L’œuvre comporte de toute façon quelques passages très dramatiques. Mais même pendant les parties lyriques, l’instrument du soliste donnait toujours l’impression qu’après chaque mesure, qu’après chaque note attendait une surprise à laquelle il fallait se préparer en retenant son souffle. Pour réussir à définir le jeu d’Alban Gerhardt, il faudrait trouver des mots capables de décrire un « état d’être » contagieux : Son instrument interpelait, il vibrait. Il chantait de façon explosive et intensive les souvenirs qu’avait gardés Dvorak de sa patrie, la Bohème, tout en vivant aux Etats Unis.
Gerhardt emporte l’orchestre littéralement avec lui dans une espèce d’euphorie qui lui convient apparemment très bien. Les petits dialogues avec la tendre flûte et l’attention qu’il porte au chef d’orchestre montrent, que sa sensibilité est autant dirigée vers la partie de l’orchestre, que vers son violoncelle.
Les merveilleuses cantilènes qui traversent toute cette composition étaient si tendrement accompagnées par les basses et les violoncelles, qu’à aucun moment il y a eu compétition entre eux et l’instrument du soliste. Mais une partie du mérite revient au chef d’orchestre Vassily Sinaisky, bien sur. Cette œuvre écrite par Dvorak, qui savait sa belle-sœur condamnée par la maladie, est certainement l’un des concertos pour violoncelles les plus touchants qui existent. Le défi qu’a relevé Alban Gerhardt consistait à laisser un souvenir impérissable de ce concerto si souvent joué et rejoué, grâce à sa touche personnelle. Mission accomplie sans aucun problème! Dans son supplément, un modérato de Mstsislaw Rostropovitch, le soliste imite toutes les couleurs des sonorités de l’orchestre et il démontre également avec quel brio il maîtrise toutes les exigences techniques. Encore une fois il fait résonner une lyrique qui semble toujours passionnante, jamais douce. Il reste à espérer que cet artiste reviendra très bientôt à Strasbourg !

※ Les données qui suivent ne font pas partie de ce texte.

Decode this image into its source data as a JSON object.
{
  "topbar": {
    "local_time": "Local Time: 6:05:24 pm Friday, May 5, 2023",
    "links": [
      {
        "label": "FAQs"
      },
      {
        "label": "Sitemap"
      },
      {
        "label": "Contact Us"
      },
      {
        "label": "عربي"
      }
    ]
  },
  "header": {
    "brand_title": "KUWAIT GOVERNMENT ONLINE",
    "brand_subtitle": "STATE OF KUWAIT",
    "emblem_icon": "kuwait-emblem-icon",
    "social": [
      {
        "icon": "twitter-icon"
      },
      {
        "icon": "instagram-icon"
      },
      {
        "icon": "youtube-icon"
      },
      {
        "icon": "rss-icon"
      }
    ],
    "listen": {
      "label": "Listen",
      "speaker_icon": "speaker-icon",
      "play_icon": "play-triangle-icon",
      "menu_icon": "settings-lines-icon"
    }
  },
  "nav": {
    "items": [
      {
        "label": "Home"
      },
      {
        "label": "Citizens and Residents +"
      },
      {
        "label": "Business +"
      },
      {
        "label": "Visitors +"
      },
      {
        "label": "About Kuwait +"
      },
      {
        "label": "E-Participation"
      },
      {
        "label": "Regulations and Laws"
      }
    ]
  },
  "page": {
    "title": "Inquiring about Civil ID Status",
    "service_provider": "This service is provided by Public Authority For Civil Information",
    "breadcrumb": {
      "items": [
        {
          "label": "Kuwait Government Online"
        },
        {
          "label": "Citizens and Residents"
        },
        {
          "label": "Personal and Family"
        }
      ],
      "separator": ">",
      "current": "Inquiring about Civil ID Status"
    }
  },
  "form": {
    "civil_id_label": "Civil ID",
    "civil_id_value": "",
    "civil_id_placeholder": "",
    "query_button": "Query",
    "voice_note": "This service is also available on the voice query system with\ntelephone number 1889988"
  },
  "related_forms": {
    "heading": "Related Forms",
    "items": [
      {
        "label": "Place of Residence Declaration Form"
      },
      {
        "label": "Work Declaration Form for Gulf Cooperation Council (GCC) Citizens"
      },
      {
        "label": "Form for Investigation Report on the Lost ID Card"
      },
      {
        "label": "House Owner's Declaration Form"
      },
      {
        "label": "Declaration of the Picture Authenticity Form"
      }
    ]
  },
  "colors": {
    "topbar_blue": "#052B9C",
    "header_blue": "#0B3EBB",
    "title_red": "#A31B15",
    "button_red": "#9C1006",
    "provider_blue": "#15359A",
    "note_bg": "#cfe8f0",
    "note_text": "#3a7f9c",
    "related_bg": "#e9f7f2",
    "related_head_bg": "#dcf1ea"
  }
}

L’œuvre suivante, la symphonie n° 2 opus 42 de Sibelius était un choix parfait pour succéder au concerto de Dvorak et aussi au supplément de Gerhardt. Cette œuvre puissante qui explore la totalité des sonorités de l’orchestre, semble au début un peu encombrée, tant les idées et les sonorités fusent. Sa logique ne devient compréhensible qu’au cours du premier mouvement. L’orchestration du mythe de Don Juan auquel Jean Sibelius fait allusion au deuxième mouvement, où il fait s’entretenir le coureur de jupons avec la mort, fait effectivement penser à des histoires mythologiques très anciennes.
Pendant de longs passages, les pizzicati des violoncelles, les basses et les timbales accompagnent la scène de loin. Les longues histoires racontées par les bassons, l’utilisation intensive des instruments à vent et la mise en opposition des différents groupes d’instruments : toute cette diversité finit par former une belle unité à la fin du mouvement. Ne seraient-ce que les indications de tempo qui structurent le mouvement, il y en a 12 !, montrent le travail très différencié de Sibelius qui est en même temps d’une très grande exigence pour l’orchestre. Sinaisky enchaîne le troisième et le quatrième mouvement avec sa finale puissante sans marquer de transition. Cette symphonie se montre très exigeante pour les instruments à vent, car elle les met souvent en avant. Mais cette exigence vaut aussi pour les instruments à cordes : les quelques longs débuts « tutti » font naître des vagues qui emportent l’auditoire à l’intérieur de l’ambiance sonore de ces instruments, qui, une fois à l’intérieur, continue à le porter pendant de longues minutes. Ce sont des mélodies tellement flatteuses à l’oreille qu’on souhaiterait qu’elles ne s’arrêtent jamais.
Il serait injuste de souligner la performance de l’un ou de l’autre en particulier. Ce soir-là, la grande beauté de l’interprétation de cette musique fut l’œuvre de tous!